# Road trips on a budget



## Robert Pickel (Apr 21, 2016)

Maybe I'm a dreamer, but I have a vision of making long (and economical) road trips in my new M3, sleeping in the space when I fold down the rear seats, using "camper mode" to keep the car comfortable, stopping at large truck stops (Pilot or TA) to buy a quick shower and then, I'm on my way again. Has anyone done this? Does the M3 even have what has been called a "camper mode" yet? Do the rear seats fold flat? Thanks!


----------



## PNWmisty (Aug 19, 2017)

Robert Pickel said:


> Maybe I'm a dreamer, but I have a vision of making long (and economical) road trips in my new M3, sleeping in the space when I fold down the rear seats, using "camper mode" to keep the car comfortable, stopping at large truck stops (Pilot or TA) to buy a quick shower and then, I'm on my way again. Has anyone done this? Does the M3 even have what has been called a "camper mode" yet? Do the rear seats fold flat? Thanks!


No camper mode (yet).

The rear seats fold flat (although not quite as flat as the gen 1 seats). Definitely doable, just don't bring too much stuff.

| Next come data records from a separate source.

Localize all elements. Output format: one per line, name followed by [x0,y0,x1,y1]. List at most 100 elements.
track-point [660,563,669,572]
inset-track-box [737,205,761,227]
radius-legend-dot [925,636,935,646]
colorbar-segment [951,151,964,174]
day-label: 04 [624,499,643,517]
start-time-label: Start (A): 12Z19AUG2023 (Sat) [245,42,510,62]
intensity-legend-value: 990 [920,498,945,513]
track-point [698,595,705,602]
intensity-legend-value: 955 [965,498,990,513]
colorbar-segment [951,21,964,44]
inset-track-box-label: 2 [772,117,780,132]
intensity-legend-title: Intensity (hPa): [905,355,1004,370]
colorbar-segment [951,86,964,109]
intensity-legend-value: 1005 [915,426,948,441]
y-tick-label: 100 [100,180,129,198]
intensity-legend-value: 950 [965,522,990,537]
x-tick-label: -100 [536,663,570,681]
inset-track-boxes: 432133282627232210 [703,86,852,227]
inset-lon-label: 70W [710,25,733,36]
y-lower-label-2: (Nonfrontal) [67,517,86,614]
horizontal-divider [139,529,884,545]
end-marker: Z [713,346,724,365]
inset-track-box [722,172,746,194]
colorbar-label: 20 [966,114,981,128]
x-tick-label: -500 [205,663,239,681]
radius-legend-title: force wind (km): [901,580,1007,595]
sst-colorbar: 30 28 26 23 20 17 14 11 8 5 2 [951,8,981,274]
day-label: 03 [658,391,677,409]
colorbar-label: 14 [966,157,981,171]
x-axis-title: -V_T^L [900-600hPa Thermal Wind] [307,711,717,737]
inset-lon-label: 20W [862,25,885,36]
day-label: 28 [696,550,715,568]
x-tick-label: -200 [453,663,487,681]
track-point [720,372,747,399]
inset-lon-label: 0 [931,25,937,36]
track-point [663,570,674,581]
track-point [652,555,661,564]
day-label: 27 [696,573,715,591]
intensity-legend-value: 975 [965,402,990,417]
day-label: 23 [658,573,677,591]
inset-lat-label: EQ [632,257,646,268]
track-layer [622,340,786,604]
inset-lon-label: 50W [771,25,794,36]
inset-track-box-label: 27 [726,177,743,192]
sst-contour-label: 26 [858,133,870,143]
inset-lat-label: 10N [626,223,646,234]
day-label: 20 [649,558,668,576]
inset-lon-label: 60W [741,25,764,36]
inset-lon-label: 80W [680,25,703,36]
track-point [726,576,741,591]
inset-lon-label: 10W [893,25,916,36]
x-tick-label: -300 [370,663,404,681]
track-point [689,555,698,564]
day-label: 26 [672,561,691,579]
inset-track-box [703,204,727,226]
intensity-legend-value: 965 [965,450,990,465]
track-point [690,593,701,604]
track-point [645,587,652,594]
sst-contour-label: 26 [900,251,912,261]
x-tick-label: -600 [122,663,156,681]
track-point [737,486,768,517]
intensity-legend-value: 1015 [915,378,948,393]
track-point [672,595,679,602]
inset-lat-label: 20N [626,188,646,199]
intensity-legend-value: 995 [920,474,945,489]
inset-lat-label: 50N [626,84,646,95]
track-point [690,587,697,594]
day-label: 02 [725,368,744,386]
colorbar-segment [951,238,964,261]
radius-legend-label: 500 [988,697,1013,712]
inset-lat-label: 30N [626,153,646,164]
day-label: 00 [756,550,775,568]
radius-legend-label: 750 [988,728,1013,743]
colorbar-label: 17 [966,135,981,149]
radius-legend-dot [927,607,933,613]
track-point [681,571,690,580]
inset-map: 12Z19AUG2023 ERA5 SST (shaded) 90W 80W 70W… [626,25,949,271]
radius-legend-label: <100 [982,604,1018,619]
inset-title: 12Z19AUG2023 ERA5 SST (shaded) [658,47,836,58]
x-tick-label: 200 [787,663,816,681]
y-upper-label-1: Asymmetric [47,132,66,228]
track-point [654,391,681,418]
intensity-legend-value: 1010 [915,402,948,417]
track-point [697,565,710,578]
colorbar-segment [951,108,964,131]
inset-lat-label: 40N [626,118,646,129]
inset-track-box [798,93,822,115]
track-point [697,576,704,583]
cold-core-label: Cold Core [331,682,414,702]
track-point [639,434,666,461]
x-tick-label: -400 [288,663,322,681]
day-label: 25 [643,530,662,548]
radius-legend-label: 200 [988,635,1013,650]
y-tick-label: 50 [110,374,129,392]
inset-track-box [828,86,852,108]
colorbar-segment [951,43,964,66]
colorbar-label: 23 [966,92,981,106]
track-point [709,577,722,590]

And if you want to make it a real low budget trip, scour various sources for all the free chargers available before you leave. Most of the free ones are relatively low powered (but not all). So it might pay to only select the ones that are in an area where you want to spend some time. And stick to the slower backroads when possible to fully maximize the enjoyment. You can drive literally all day long, 10-12 hours non-stop without charging simply by driving around 30-35 mph on twisty, scenic backroads if you start with a full charge. My wife and I love to travel scenic county roads in hilly rural areas.


----------